The role of the dorsomedial striatum in instrumental conditioning
Henry H. Yin, Sean B. Ostlund, Barbara J. Knowlton and Bernard W. Balleine
European Journal of Neuroscience (2005)
doi:10.1111/j.1460-9568.2005.04218.x
The gap/question: What’s the specific role of the posterior dorsomedial striatum (pDMS) in learning the action-outcome associations?
How the authors proposed the question: an ongoing study of their previous findings (shared yesterday).
Brief summary: in this study, Yin and colleagues shown that the excitotoxic lesions of pDMS impaired both the acquisition and expression of action-outcome (A-O) conditioning. The impairments could be attributed to the deficits in learning the A-O contingency, but not to the inability to discriminate different outcomes or different actions.
This is a classic work both in the instrumental learning and the striatum fields (with 1000 citations to date). It was an in-depth study inquiring the specific roles of pDMS in instrumental conditioning. In their previous study (Blockade of NMDA receptors in the dorsomedial striatum prevents action–outcome learning in instrumental conditioning, shared in 2021-07-25), they found that the blockade of the NMDA receptors in pDMS disrupted the acquisition of A-O association (instrumental conditioning). Notably, no mechanisms were experimentally tested in that study. So I gave my interpretation in the last sentence ‘The deficits may more possibly be attributed to the failure in learning the A-O associations and, the failure could be caused by the insensitive detection of the reward-outcome when pDMS was inhibited.’ And indeed, based on the findings in the current study, the interpretation can stand up. Intuitively, impairments in learning A-O contingency could be decomposed into three components at least: failure to learn the contingency, failure to discriminate distinct actions, failure to differentiate different outcomes. To dissociate these possible mechanisms, they adopted three behavioral tests: a contingency-degradation test, a reward-reinstatement test, a heterogeneous chain of instrumental actions test.

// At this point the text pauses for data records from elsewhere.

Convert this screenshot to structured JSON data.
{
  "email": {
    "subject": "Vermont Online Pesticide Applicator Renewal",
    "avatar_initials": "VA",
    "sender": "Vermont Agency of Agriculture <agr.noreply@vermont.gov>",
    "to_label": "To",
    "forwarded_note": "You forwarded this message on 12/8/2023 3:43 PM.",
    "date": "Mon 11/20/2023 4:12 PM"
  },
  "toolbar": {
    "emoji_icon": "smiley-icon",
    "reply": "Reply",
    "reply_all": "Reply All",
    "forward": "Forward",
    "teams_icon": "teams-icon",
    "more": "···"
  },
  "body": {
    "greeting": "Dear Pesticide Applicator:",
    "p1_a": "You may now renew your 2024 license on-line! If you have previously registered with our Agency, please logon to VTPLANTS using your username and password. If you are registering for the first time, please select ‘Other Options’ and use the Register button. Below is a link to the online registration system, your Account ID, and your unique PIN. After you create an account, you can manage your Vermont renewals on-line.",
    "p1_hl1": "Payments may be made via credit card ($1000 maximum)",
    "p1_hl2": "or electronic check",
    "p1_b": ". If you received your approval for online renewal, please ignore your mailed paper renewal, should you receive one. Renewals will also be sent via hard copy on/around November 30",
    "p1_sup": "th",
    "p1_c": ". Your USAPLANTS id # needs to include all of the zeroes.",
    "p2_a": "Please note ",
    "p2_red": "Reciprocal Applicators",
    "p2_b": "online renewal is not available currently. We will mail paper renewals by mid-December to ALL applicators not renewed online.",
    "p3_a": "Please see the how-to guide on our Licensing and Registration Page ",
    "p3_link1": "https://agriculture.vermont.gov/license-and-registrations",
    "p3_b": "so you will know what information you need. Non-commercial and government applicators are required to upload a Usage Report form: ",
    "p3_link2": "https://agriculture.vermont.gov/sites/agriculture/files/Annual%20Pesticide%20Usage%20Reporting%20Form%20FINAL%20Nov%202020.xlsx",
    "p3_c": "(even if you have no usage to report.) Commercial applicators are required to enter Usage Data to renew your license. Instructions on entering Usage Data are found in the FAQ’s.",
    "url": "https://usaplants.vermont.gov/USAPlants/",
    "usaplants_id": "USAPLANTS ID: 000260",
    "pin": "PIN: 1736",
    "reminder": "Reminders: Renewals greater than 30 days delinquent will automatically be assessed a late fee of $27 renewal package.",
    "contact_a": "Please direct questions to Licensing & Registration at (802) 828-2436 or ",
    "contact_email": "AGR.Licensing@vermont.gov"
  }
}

In the study, the authors trained rats to press two levers to get two distinct rewards. Lesions (by the injection of NMDA) of the pDMS, but not the anterior DMS, during both before and after the acquisition of the action-outcome (reward) associations , impaired the sensitivity to the reward value after devaluation. Next they tried to explore the possible mechanisms referred above.

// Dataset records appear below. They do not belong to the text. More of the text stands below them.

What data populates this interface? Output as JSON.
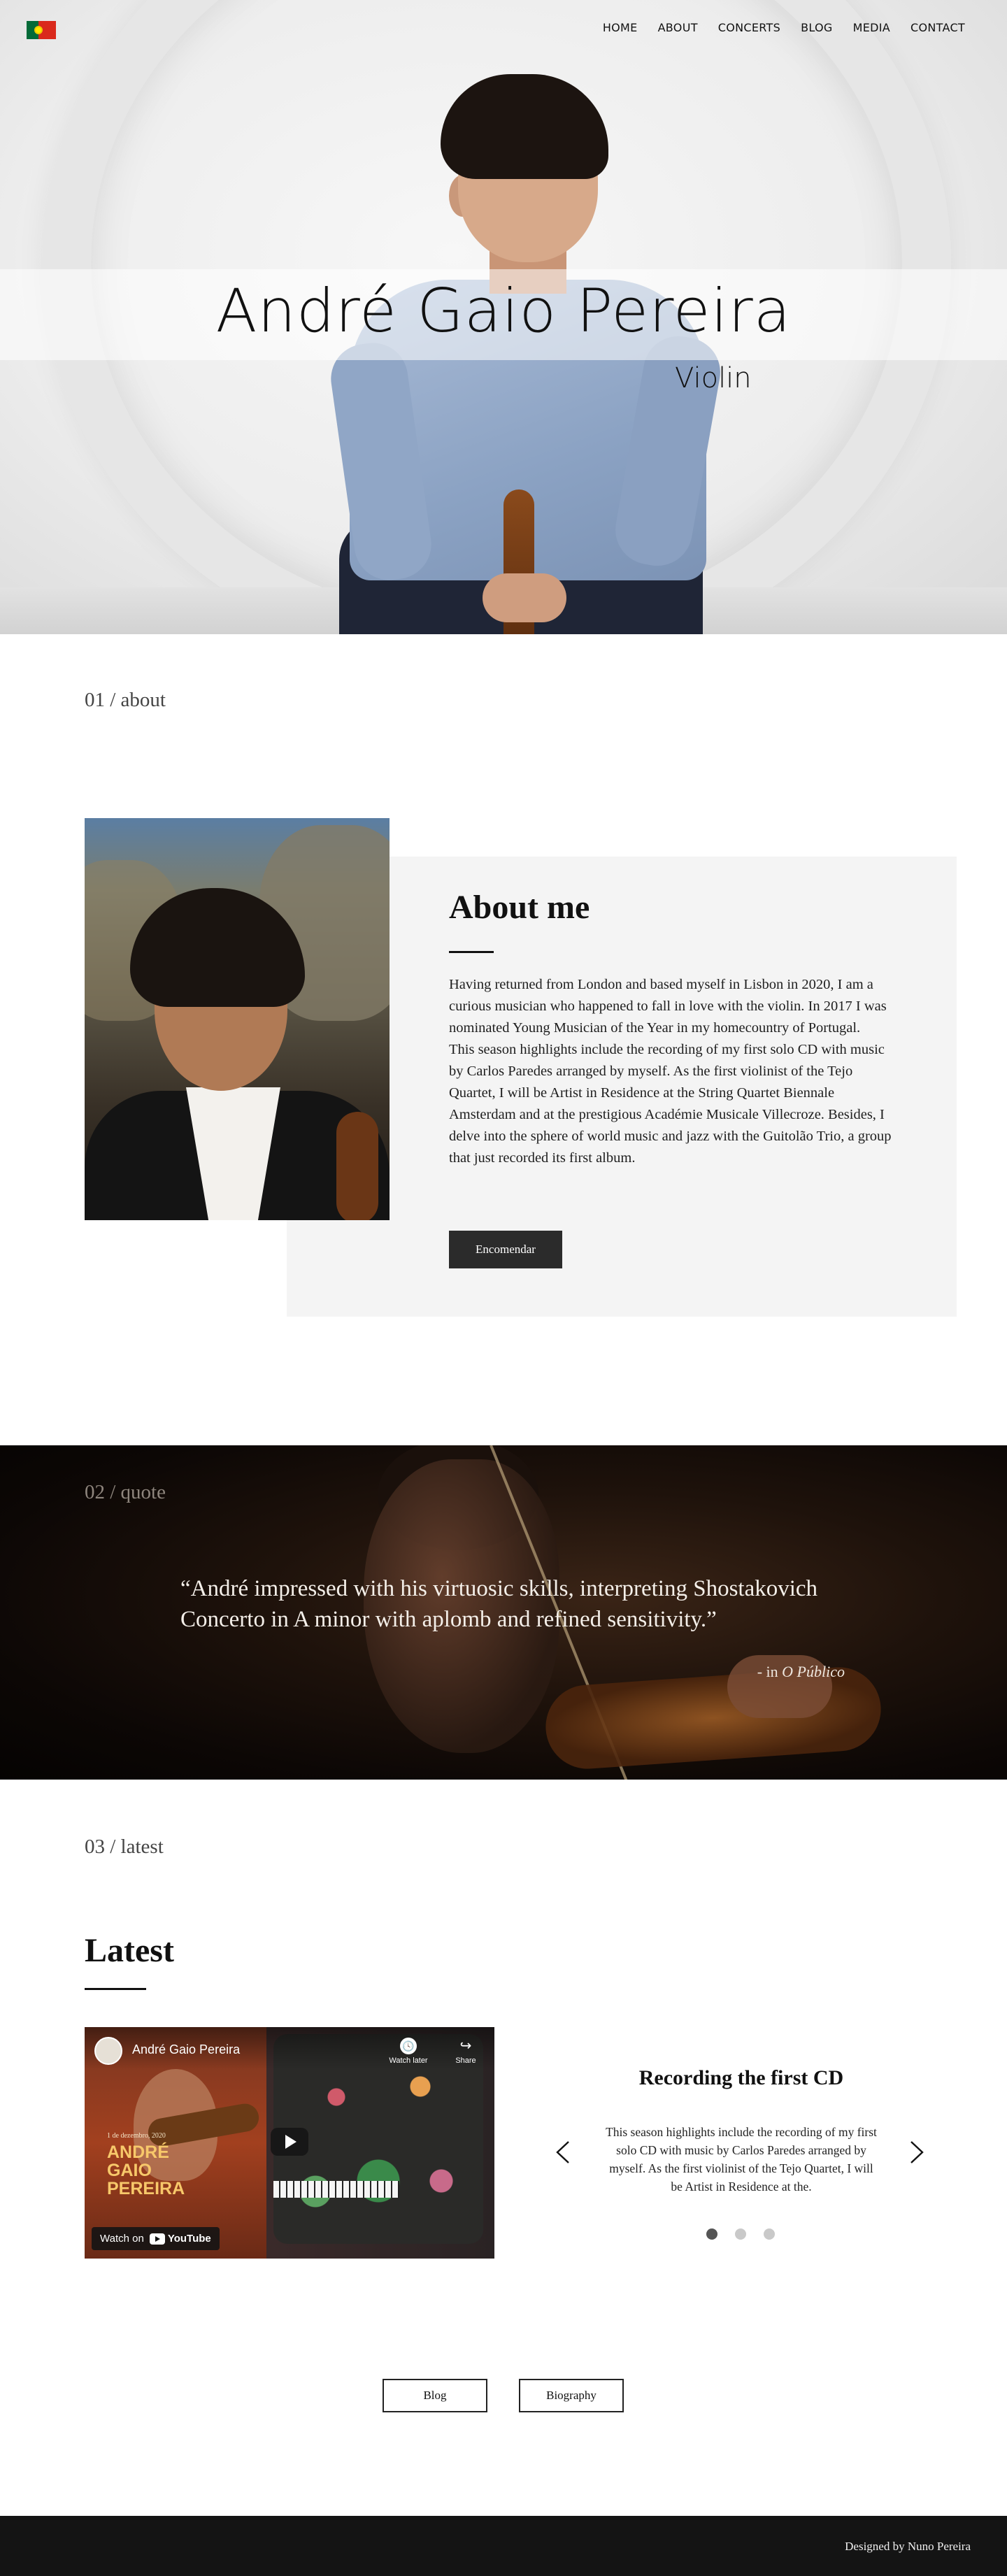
{
  "nav": {
    "flag": "portugal-flag",
    "items": [
      "HOME",
      "ABOUT",
      "CONCERTS",
      "BLOG",
      "MEDIA",
      "CONTACT"
    ]
  },
  "hero": {
    "name": "André Gaio Pereira",
    "role": "Violin"
  },
  "about": {
    "section_label": "01 / about",
    "title": "About me",
    "paragraphs": [
      "Having returned from London and based myself in Lisbon in 2020, I am a curious musician who happened to fall in love with the violin. In 2017 I was nominated Young Musician of the Year in my homecountry of Portugal.",
      "This season highlights include the recording of my first solo CD with music by Carlos Paredes arranged by myself. As the first violinist of the Tejo Quartet, I will be Artist in Residence at the String Quartet Biennale Amsterdam and at the prestigious Académie Musicale Villecroze. Besides, I delve into the sphere of world music and jazz with the Guitolão Trio, a group that just recorded its first album."
    ],
    "button": "Encomendar"
  },
  "quote": {
    "section_label": "02 / quote",
    "text": "“André impressed with his virtuosic skills, interpreting Shostakovich Concerto in A minor with aplomb and refined sensitivity.”",
    "source_prefix": "- in ",
    "source": "O Público"
  },
  "latest": {
    "section_label": "03 / latest",
    "title": "Latest",
    "video": {
      "channel": "André Gaio Pereira",
      "watch_later": "Watch later",
      "share": "Share",
      "overlay_date": "1 de dezembro, 2020",
      "overlay_name": "ANDRÉ GAIO PEREIRA",
      "watch_on": "Watch on",
      "platform": "YouTube"
    },
    "card": {
      "title": "Recording the first CD",
      "text": "This season highlights include the recording of my first solo CD with music by Carlos Paredes arranged by myself. As the first violinist of the Tejo Quartet, I will be Artist in Residence at the."
    },
    "slides": 3,
    "active_slide": 1
  },
  "buttons": {
    "blog": "Blog",
    "biography": "Biography"
  },
  "footer": {
    "credit": "Designed by Nuno Pereira"
  }
}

In the normal A-O conditioning framework, reward was delivered only if a specific action was implemented. Under the contingency-degradation condition, a reward was delivered randomly and independent of the action at a certain probability, making the corresponding A-O contingency degraded. Immediately after the degradation, animals were tested with the extinction procedures. Sham-treated animals made fewer choices corresponding to the degraded reward, while the pDMS-lesioned group made comparable choices corresponding to both rewards, suggesting a failure to discriminate the two A-O contingencies. This is a positive control.
To test whether the impaired acquisition of A-O contingency was caused by the insensitivity to the rewards, they utilized a reward-reinstatement test. Following the degradation test, in the next day, responses were extinguished for both rewards for 20 minutes. Immediately following the extinction learning, a single reward was delivered (that is reinstatement) and then the response during the next 2 minutes was assessed. Comparing to the increased response leading to the re-instated reward in control group, the pDMS lesioned group made comparable choices leading to both rewards, implying a discounted sensitivity to the reward per se.

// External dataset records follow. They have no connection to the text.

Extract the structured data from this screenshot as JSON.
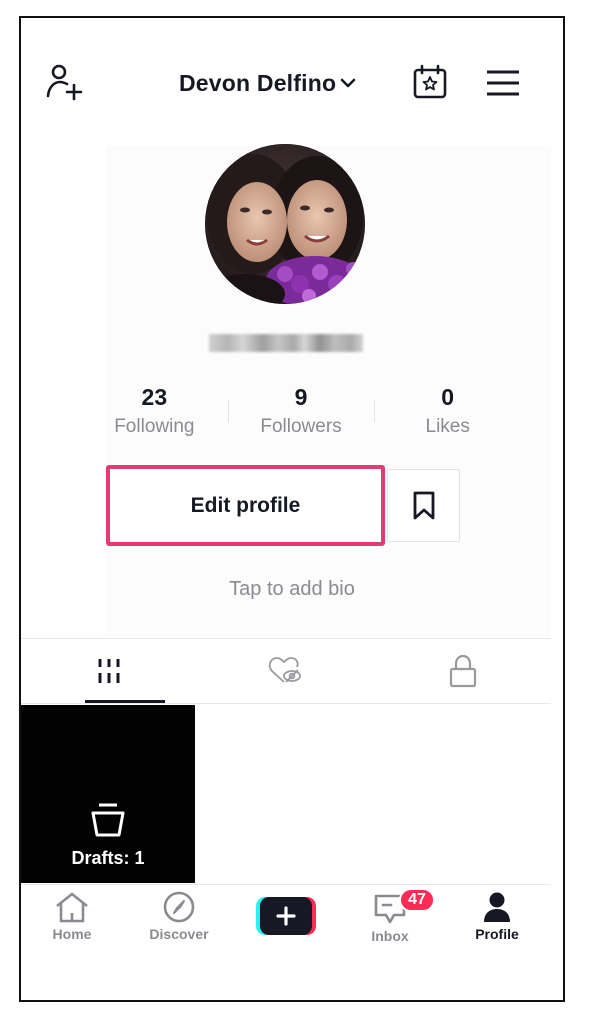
{
  "header": {
    "title": "Devon Delfino",
    "icons": {
      "add_user": "person-add-icon",
      "title_dropdown": "chevron-down-icon",
      "calendar": "calendar-star-icon",
      "menu": "hamburger-menu-icon"
    }
  },
  "profile": {
    "avatar_alt": "Profile photo",
    "username_blurred": true,
    "stats": [
      {
        "value": "23",
        "label": "Following"
      },
      {
        "value": "9",
        "label": "Followers"
      },
      {
        "value": "0",
        "label": "Likes"
      }
    ],
    "edit_button": "Edit profile",
    "bookmark_icon": "bookmark-icon",
    "bio_placeholder": "Tap to add bio",
    "highlight_color": "#e43b73"
  },
  "tabs": [
    {
      "name": "videos",
      "icon": "grid-icon",
      "active": true
    },
    {
      "name": "liked",
      "icon": "heart-hidden-icon",
      "active": false
    },
    {
      "name": "private",
      "icon": "lock-icon",
      "active": false
    }
  ],
  "drafts": {
    "label": "Drafts: 1",
    "icon": "drafts-bin-icon"
  },
  "nav": {
    "items": [
      {
        "label": "Home",
        "icon": "home-icon",
        "active": false
      },
      {
        "label": "Discover",
        "icon": "compass-icon",
        "active": false
      },
      {
        "label": "",
        "icon": "plus-icon",
        "active": false
      },
      {
        "label": "Inbox",
        "icon": "message-icon",
        "active": false
      },
      {
        "label": "Profile",
        "icon": "person-icon",
        "active": true
      }
    ],
    "inbox_badge": "47",
    "colors": {
      "cyan": "#25f4ee",
      "red": "#fe2c55",
      "dark": "#161823"
    }
  }
}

At last, to test the lesion effects on motor control, the authors trained rats to perform a series of action-sequences (e.g. press left lever, and then the right to get reward or the opposite sequence) test and, found that the lesions did not significantly affect the acquisition of the action-sequences, excluding the possible contributions of motor deficits to the impairments in both the acquisition and expression of A-O associations observed during the devaluation and degradation tests.
Taken together, based on a series of elaborately designed behavioral tests, the authors concluded that pDMS was critical for both the acquisition and expression of A-O associations, or instrumental conditioning, and specifically pDMS may function through the discrimination of reward outcomes.
This study is an excellent model showing how scientists disentangle possible hypotheses with well-controlled experiments. It deserves in-depth reading.